Three officers stripped of posts in Linden utility co-op

Three officers of the Linden Utility Services Cooperative Society Limited (LUSCSL) have been stripped of their positions but the way forward remains undecided after a special members meeting called last Sunday failed to get off the ground because of the lack of a quorum.

After the adjournment, a planned general discussion on matters of interest to those members present at the Harmony School Building, at Burnham Drive on Sunday, degenerated into chaos as members, including some from the LUSCSL’s management committee hurled insults and called for immediate elections to put in place a new management committee.
The meeting was called on a suggestion from the office of the Chief Cooperatives Development Officer (CCDO) for members of LUSCSL to resolve a petition the office had received from the three members of the society’s management committee who had been removed.

“Because of the removal, some members decided to put together a petition and take it to the CCDO, who asked the society to call a special meeting, which was held on Sunday to resolve the internal problem,” Dexter Copeland, who is a committee member, told Stabroek News.

Copeland explained that although the three were stripped of their respective positions, they are still members of the nine-member committee because the management committee does not have the power to remove them from the committee since they were elected by the general membership.

He said nine persons are usually elected at the society’s annual general meeting to make up the society’s committee of management after which, the elected persons elect the principals – chairperson, treasurer and secretary.

Stressing that stripping the three members of their respective title was not illegal, Copeland said that was why the CCDO advised that a meeting should be held with the membership to resolve the impasse.

One hour after the meeting was scheduled to begin, Chairperson Clint Easton noted that there was no quorum and adjourned the meeting. LUSCSL has over 5,000 members and for any meeting to have a quorum there should be at least 1200 members present. Only about two hundred persons were gathered at the time Easton attempted to call the meeting to order.
“You cannot have a meeting when you have a committee of management in place,” Copeland told Stabroek News while the planned meeting degenerated. “The standard procedure is to dissolve the committee of management before going into elections. Additionally the CCDO or a representative has to monitor the elections,” he added.

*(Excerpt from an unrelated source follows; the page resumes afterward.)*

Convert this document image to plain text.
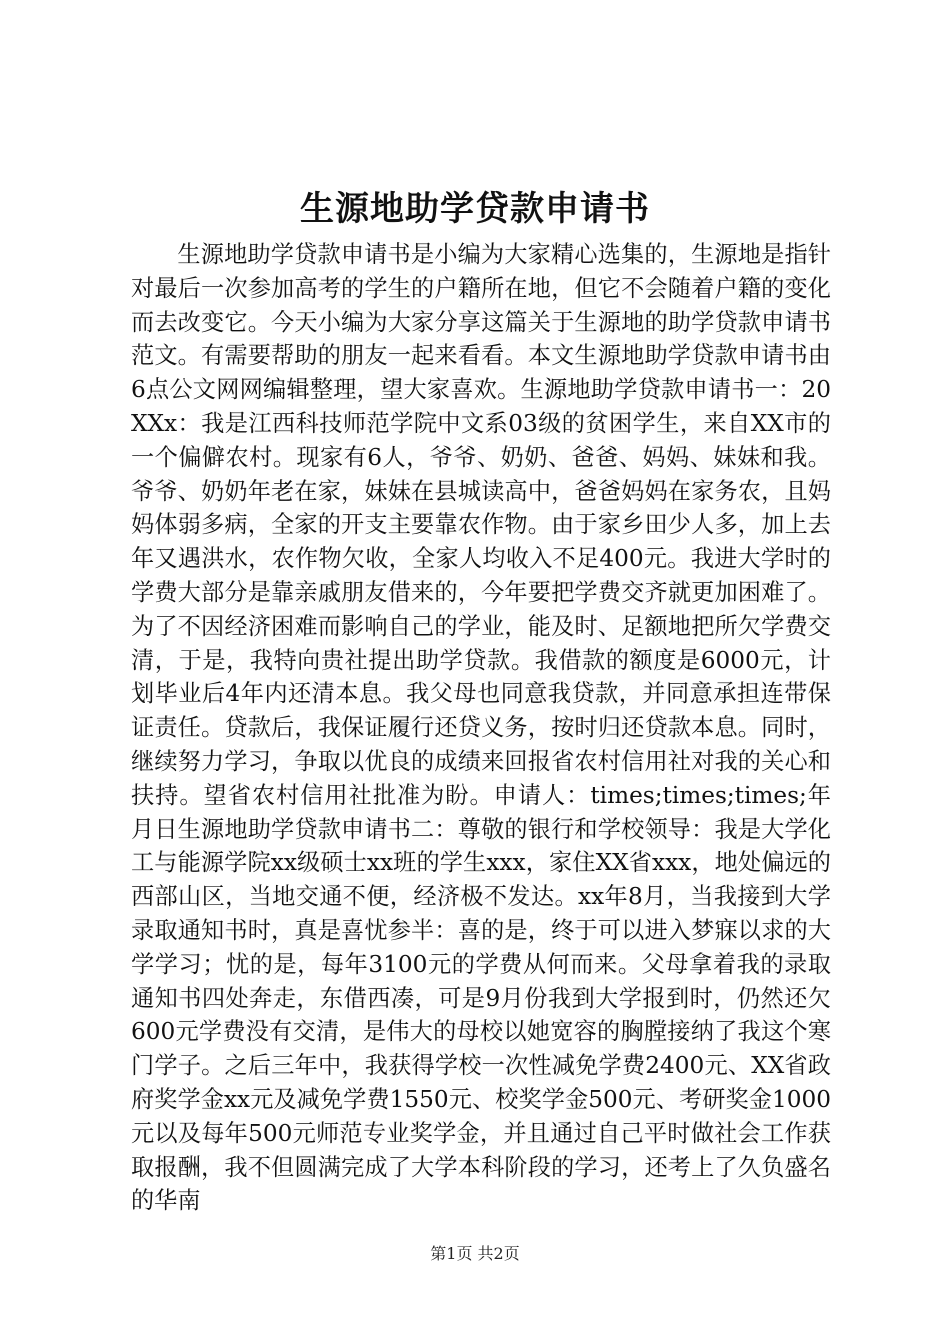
生源地助学贷款申请书

生源地助学贷款申请书是小编为大家精心选集的，生源地是指针对最后一次参加高考的学生的户籍所在地，但它不会随着户籍的变化而去改变它。今天小编为大家分享这篇关于生源地的助学贷款申请书范文。有需要帮助的朋友一起来看看。本文生源地助学贷款申请书由6点公文网网编辑整理，望大家喜欢。生源地助学贷款申请书一：20XXx：我是江西科技师范学院中文系03级的贫困学生，来自XX市的一个偏僻农村。现家有6人，爷爷、奶奶、爸爸、妈妈、妹妹和我。爷爷、奶奶年老在家，妹妹在县城读高中，爸爸妈妈在家务农，且妈妈体弱多病，全家的开支主要靠农作物。由于家乡田少人多，加上去年又遇洪水，农作物欠收，全家人均收入不足400元。我进大学时的学费大部分是靠亲戚朋友借来的，今年要把学费交齐就更加困难了。为了不因经济困难而影响自己的学业，能及时、足额地把所欠学费交清，于是，我特向贵社提出助学贷款。我借款的额度是6000元，计划毕业后4年内还清本息。我父母也同意我贷款，并同意承担连带保证责任。贷款后，我保证履行还贷义务，按时归还贷款本息。同时，继续努力学习，争取以优良的成绩来回报省农村信用社对我的关心和扶持。望省农村信用社批准为盼。申请人：times;times;times;年月日生源地助学贷款申请书二：尊敬的银行和学校领导：我是大学化工与能源学院xx级硕士xx班的学生xxx，家住XX省xxx，地处偏远的西部山区，当地交通不便，经济极不发达。xx年8月，当我接到大学录取通知书时，真是喜忧参半：喜的是，终于可以进入梦寐以求的大学学习；忧的是，每年3100元的学费从何而来。父母拿着我的录取通知书四处奔走，东借西凑，可是9月份我到大学报到时，仍然还欠600元学费没有交清，是伟大的母校以她宽容的胸膛接纳了我这个寒门学子。之后三年中，我获得学校一次性减免学费2400元、XX省政府奖学金xx元及减免学费1550元、校奖学金500元、考研奖金1000元以及每年500元师范专业奖学金，并且通过自己平时做社会工作获取报酬，我不但圆满完成了大学本科阶段的学习，还考上了久负盛名的华南

第1页 共2页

Copeland reiterated that had the election been held, it would have been illegal “because you cannot have an election unless you remove the committee of management; secondly you have to verify your membership – you have to do role call to ensure that persons who come to cast their vote are genuine, bona fide members of the society.”

‘Very serious implications’
During the meeting on Sunday, an official working with the LUSCSL for over 20 years said things were going well until a newspaper report criticizing the society’s management came out earlier this year. Earlier in the year, an investigation surrounding a reconditioned tractor bought from Miami, USA, had unearthed discrepancies in the LUSCSL’s management.

According to Copeland, apart from that publicized report, a subsequent forensic report was done that disclosed irregularities in the matter, prompting a call for elections to be held for a new management committee.

“The report has some very serious implications… and I think that actually sparked off people trying to protect their integrity by trying to stop that information going out to the public domain. That is where the whole problem started. So, this whole rambling … was trying to avoid the report coming to the members – what is taking place at the Coop society,” Copeland said, while adding that a meeting was called on the previous Sunday but also suffered from the lack of quorum.

Copeland also said that the CCDO’s office and the society’s lawyer have already been furnished with a copy of the report. “We sent copies of the report to the relevant authority to ensure that they are au fait with what is taking place,” he said.